British hyper-realist artist

Kelvin Okafor (born 1 November 1985) is a British hyperrealist artist who specialises in pencil portraits.

== Early life and education ==

Okafor is of Nigerian descent. He grew up in Tottenham, London. He was educated at St Ignatius' College in Enfield, where at the age of 15 he began to hone his talent for drawing.

Okafor undertook a Foundation Art & Design course at City and Guilds Art School (2005–06), and went on to study at Middlesex University (2006–09), graduating with a BA degree in Fine Art. Awards he has won include the Catherine Petitgas Visitors Choice Prize, part of the National Open Art Competition.
In a recent email interaction with Sunn, Kelvin has said that he's not threatened by advancements of AI even though AI can create realistic art in seconds because spending long hours to complete a portrait is meditation to him.

== Career ==

Okafor can work with sculpture, glass, printmaking, painting and casting. He specialises in hyper-realistic portrait drawings of ordinary people and celebrities. His work is often mistaken for photographs due to their detail and likeness to reality.

The style in which Okafor creates his portraits is known as Hyperrealism. Art Critic, Estelle Lovatt describes his work as 'Emotional Realism'. She mentions how the work of Okafor goes beyond being just 'Photorealist' drawings, and instead coins the term Emotional Realism to describe the affective nature of his artwork.

Okafor's celebrity work has included a portrait of musician John Lennon, which was an integral part of his 2019 Exhibition Retrospective, with work from a 10-year period.
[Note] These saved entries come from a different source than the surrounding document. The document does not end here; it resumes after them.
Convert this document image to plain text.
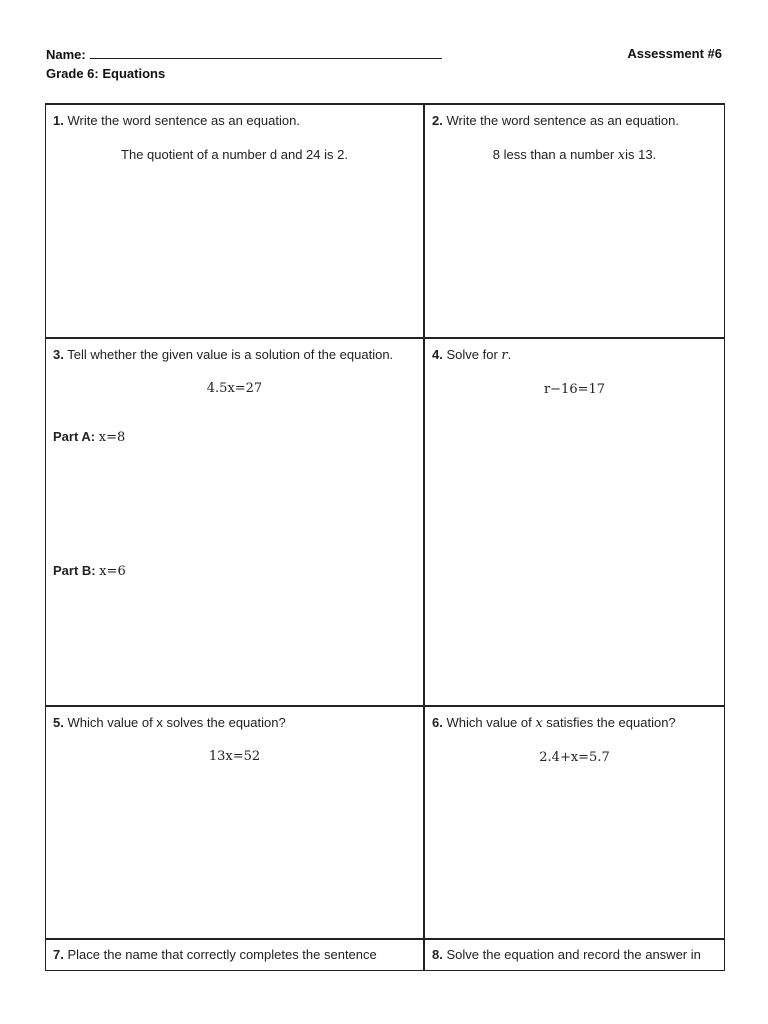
Name:	Assessment #6
Grade 6: Equations
1. Write the word sentence as an equation.
The quotient of a number d and 24 is 2.
2. Write the word sentence as an equation.
8 less than a number xis 13.
3. Tell whether the given value is a solution of the equation.
4.5x=27
Part A: x=8
Part B: x=6
4. Solve for r.
r−16=17
5. Which value of x solves the equation?
13x=52
6. Which value of x satisfies the equation?
2.4+x=5.7
7. Place the name that correctly completes the sentence	8. Solve the equation and record the answer in
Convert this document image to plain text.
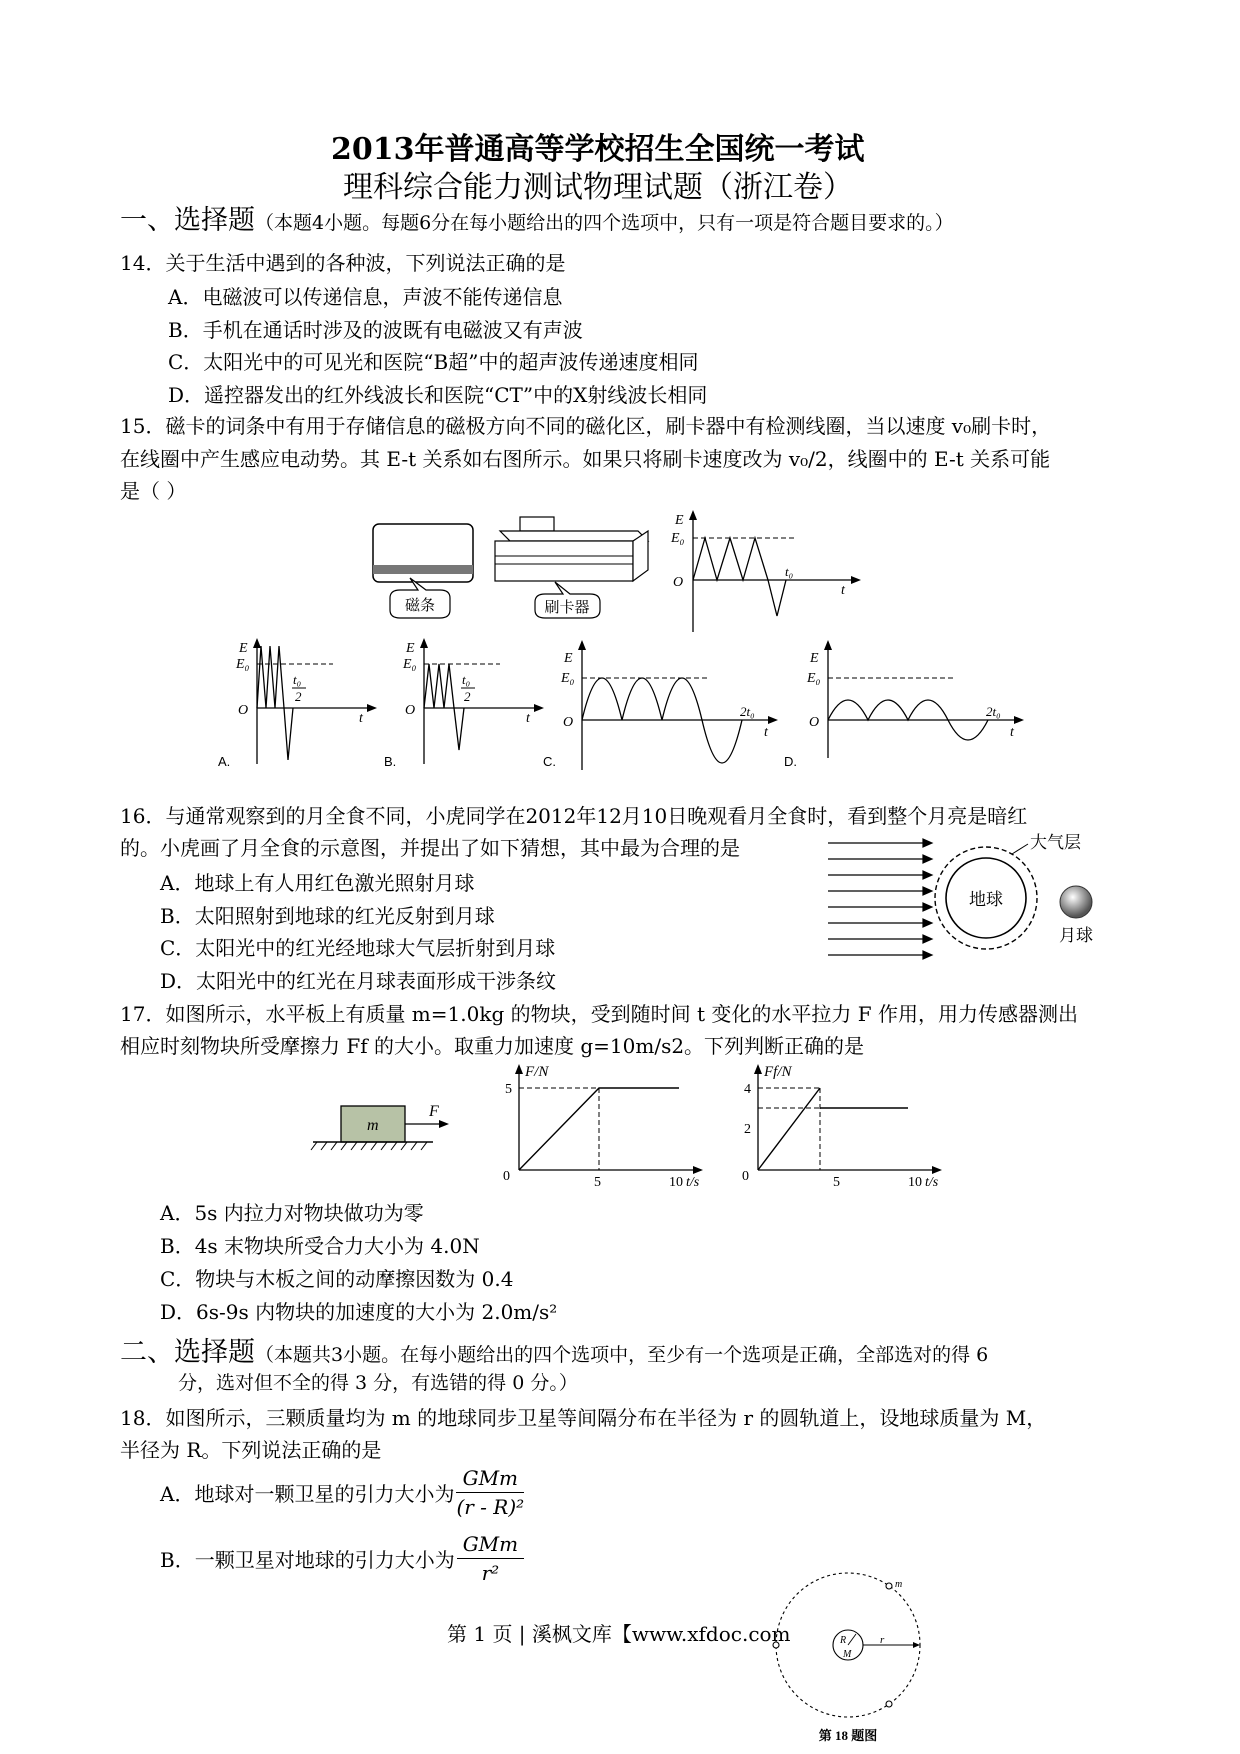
2013年普通高等学校招生全国统一考试
理科综合能力测试物理试题（浙江卷）
一、选择题（本题4小题。每题6分在每小题给出的四个选项中，只有一项是符合题目要求的。）
14．关于生活中遇到的各种波，下列说法正确的是
A．电磁波可以传递信息，声波不能传递信息
B．手机在通话时涉及的波既有电磁波又有声波
C．太阳光中的可见光和医院“B超”中的超声波传递速度相同
D．遥控器发出的红外线波长和医院“CT”中的X射线波长相同
15．磁卡的词条中有用于存储信息的磁极方向不同的磁化区，刷卡器中有检测线圈，当以速度 v₀刷卡时，
在线圈中产生感应电动势。其 E-t 关系如右图所示。如果只将刷卡速度改为 v₀/2，线圈中的 E-t 关系可能
是（ ）
磁条	刷卡器
E
E₀
O
t₀
t
E
E₀
O
t₀
2
t
A.
E
E₀
O
t₀
2
t
B.
E
E₀
O
2t₀
t
C.
E
E₀
O
2t₀
t
D.
16．与通常观察到的月全食不同，小虎同学在2012年12月10日晚观看月全食时，看到整个月亮是暗红
的。小虎画了月全食的示意图，并提出了如下猜想，其中最为合理的是
A．地球上有人用红色激光照射月球
B．太阳照射到地球的红光反射到月球
C．太阳光中的红光经地球大气层折射到月球
D．太阳光中的红光在月球表面形成干涉条纹
地球
大气层
月球
17．如图所示，水平板上有质量 m=1.0kg 的物块，受到随时间 t 变化的水平拉力 F 作用，用力传感器测出
相应时刻物块所受摩擦力 Ff 的大小。取重力加速度 g=10m/s2。下列判断正确的是
m
F
F/N
5
0	5	10 t/s
Ff/N
4
2
0	5	10 t/s
A．5s 内拉力对物块做功为零
B．4s 末物块所受合力大小为 4.0N
C．物块与木板之间的动摩擦因数为 0.4
D．6s-9s 内物块的加速度的大小为 2.0m/s²
二、选择题（本题共3小题。在每小题给出的四个选项中，至少有一个选项是正确，全部选对的得 6
分，选对但不全的得 3 分，有选错的得 0 分。）
18．如图所示，三颗质量均为 m 的地球同步卫星等间隔分布在半径为 r 的圆轨道上，设地球质量为 M，
半径为 R。下列说法正确的是
A．地球对一颗卫星的引力大小为 $\frac{\text{GMm}}{\text{(r - R)²}}$
B．一颗卫星对地球的引力大小为 $\frac{\text{GMm}}{\text{r²}}$
R
M
r
m
第 18 题图
第 1 页 | 溪枫文库【www.xfdoc.com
With Okafor's 2020 portrait of musician Prince, the original reference photo he used for the piece was transformed by his choice to open Prince's eyes in the portrait, something he had never done before. In late 2020, Okafor featured on Sky's Portrait Artist of the Year where his muse in the competition, Fred Sirieix, selected Okafor's work to keep. He was the featured artist in an episode of the first series of the BBC TV series Extraordinary Portraits, where he drew a portrait of burns survivor Catrin Pugh.

== Solo exhibitions ==

- Portraits, 49 Albemarle Street, London, May 2014
- Interludes, 49 Albemarle Street, London, September–October 2016
- Retrospective, Mall Galleries, London, September 2019
- Kelvin Okafor x W1 Curates, on the shop-front of Flannels store, Oxford Street, London, July 2020, in association with W1 Curates. Included portraits of black people such as Nelson Mandela, Obama, Mike Tyson and Beyonce. Okafor exhibited again with W1 Curates in February 2021, this time dedicated to his portrait of Skepta.